Fousseyni Cissé

Personal information
- Full name: Fousseyni Cissé
- Date of birth: 17 July 1989 (age 35)
- Place of birth: Paris, France
- Height: 1.97 m (6 ft 5+1⁄2 in)
- Position(s): Striker

Youth career
- 1998–2006: Les Lilas
- 2006–2007: Olympique Noisy-le-Sec
- 2007–2009: Le Mans

Senior career*
- Years: Team / Apps / (Gls)
- 2009–2013: Le Mans / 85 / (10)
- 2013–2015: FC Sion / 9 / (0)
- 2015: → Arles (loan) / 14 / (3)
- 2018–2019: Sant Julià / 25 / (6)

International career
- 2009: France U20 / 2 / (1)

= Fousseyni Cissé =

French footballer (born 1989)

Fousseyni Cissé (born 17 July 1989) is a French professional football player of Senegalese and Chadian descent.

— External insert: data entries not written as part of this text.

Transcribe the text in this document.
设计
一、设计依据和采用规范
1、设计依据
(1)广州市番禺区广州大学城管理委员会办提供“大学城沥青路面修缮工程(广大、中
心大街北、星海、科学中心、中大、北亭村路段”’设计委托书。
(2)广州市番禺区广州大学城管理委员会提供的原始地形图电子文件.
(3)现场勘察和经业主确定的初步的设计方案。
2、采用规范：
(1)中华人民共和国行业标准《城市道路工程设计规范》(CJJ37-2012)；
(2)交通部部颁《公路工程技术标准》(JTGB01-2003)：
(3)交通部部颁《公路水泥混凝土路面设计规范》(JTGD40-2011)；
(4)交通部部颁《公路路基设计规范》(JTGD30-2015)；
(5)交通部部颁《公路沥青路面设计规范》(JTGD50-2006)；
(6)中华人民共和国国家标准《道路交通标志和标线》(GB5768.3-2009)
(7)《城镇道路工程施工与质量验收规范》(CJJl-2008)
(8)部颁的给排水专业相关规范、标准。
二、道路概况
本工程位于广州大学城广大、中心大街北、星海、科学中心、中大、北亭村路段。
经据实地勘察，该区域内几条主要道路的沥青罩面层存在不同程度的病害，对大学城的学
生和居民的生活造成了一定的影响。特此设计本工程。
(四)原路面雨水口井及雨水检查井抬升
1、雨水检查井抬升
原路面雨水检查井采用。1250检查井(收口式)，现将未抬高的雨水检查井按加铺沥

He also holds Senegalese citizenship and represented Senegal at junior levels before switching to playing for France.

==Early life==
Cisse's father is from Senegal and his mother was born in Chad.

==Club career==
Before joining Le Mans, Cissé played as a youth for Olympique Noisy-le-Sec.

He made his professional debut for Le Mans on October 17, 2009 in a Ligue 1 game against Boulogne.